SAYGILI: YA BİR YOL BULACAĞIZ YA DA YOL AÇACAĞIZ
DİSK/Limter-İş Genel Bakanı Kanber Saygılı da bundan yaklaşık altı ay ya da bir yıl önce ekonomik krizin ne olduğu çok da bilinmezken bugün pazara çıkan, markete giden herkesin çok iyi bildiğini söyledi. "Açlığı ya da krizi, yoksulluğu vatandaşa anlatmaya gerek yok, bizim yapmamız gereken krize karşı yol açmak. Ya bir yol bulacağız ya bir yol açacağız" diyen  saygılı, zenginlik ve yoksulluk arasında uçurumun derinleştiğini dile getirdi. 

'ÖFKE BİRİKTİ FABRİKAYA, ATÖLYEYE, MUTFAĞA SIĞMIYOR'
Saygılı, "Bu memleketin her tarafında krizin boyutu büyük. Mesela tarım diye bir şey kalmadı, küçük üretici diye bir şey kalmadı. Ekoloji diyoruz doğa yağmalanıyor. Öte taraftan emek ve sermaye arasındaki çelişki o kadar büyüyor ki bir ay içerinde 36'yı aşan işçi direnişleri yaşandı; grev, direniş, işgal...Böyle bir süreç yaşıyoruz bu sürecin yaşanması tesadüf değil. Bugün ortaya çıkan bir durum da değil. Öfke birikti birikti fabrikalara, sığmadı, işletmelere sığmadı, atölyelere, mutfaklara sığmadı, sığmıyor" diye konuştu. 
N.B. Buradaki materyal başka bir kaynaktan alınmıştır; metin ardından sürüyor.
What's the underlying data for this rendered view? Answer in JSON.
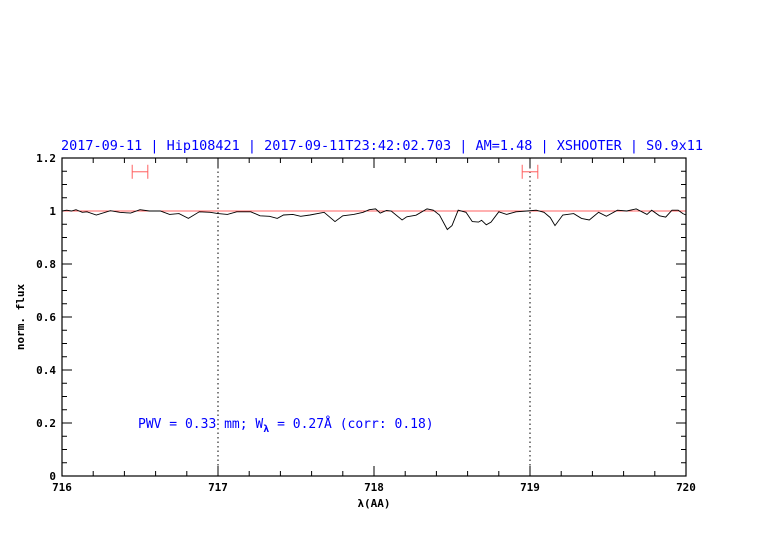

İşsizlik ve yoksulluğun halkların ortak kaderi haline geldiğini belirten Saygılı, dayatılmak istenen bu "ortak kadere" karşı birlikte örgütlü mücadele çağrısı yaptı. 

BİRLİKTE VE ORTAK MÜCADELE ÇAĞRISI
Sunumların ardından panel serbest kürsüyle devam etti. Ekonomik krize karşı genel grev genel direniş vurgusu yapılan panelde, gelişen işçi direnişleri ve grevlerinin sunacağı büyük katkılar tartışıldı. Zam ve elektrik, doğalgaz gibi gelen yüksek faturalara karşı halkların  sokağa çıktığına dikkat çekilen konuşmalarda, Birleşik İşçi Hareketi'nin işçi ve emekçilerle yan yana zamlara karşı da ülkede yaşanan her türlü adaletsizliğe karşı sokakta mücadele edeceği belirtildi. 

Ülke geneline yayılan direnişlere dikkat çekilen konuşmalarda kadın işçilerin direnişlerde öne çıktığının altı çizilen konuşmalarda, her direnişin birbirinden öğrendiği ve dayanışmayla ilerlediği de ifade edildi. Yine konuşmalarda emekçilerin yeni yasayla güvencesizlik ve AKP kadrolaşması ile karşılaşacağı ve örgütlenmenin önünde büyük bir engel oluşturacağı vurgulandı ve Birleşik İşçi Hareketi'nde örgütlenme, birlikte mücadele çağrısı yapıldı.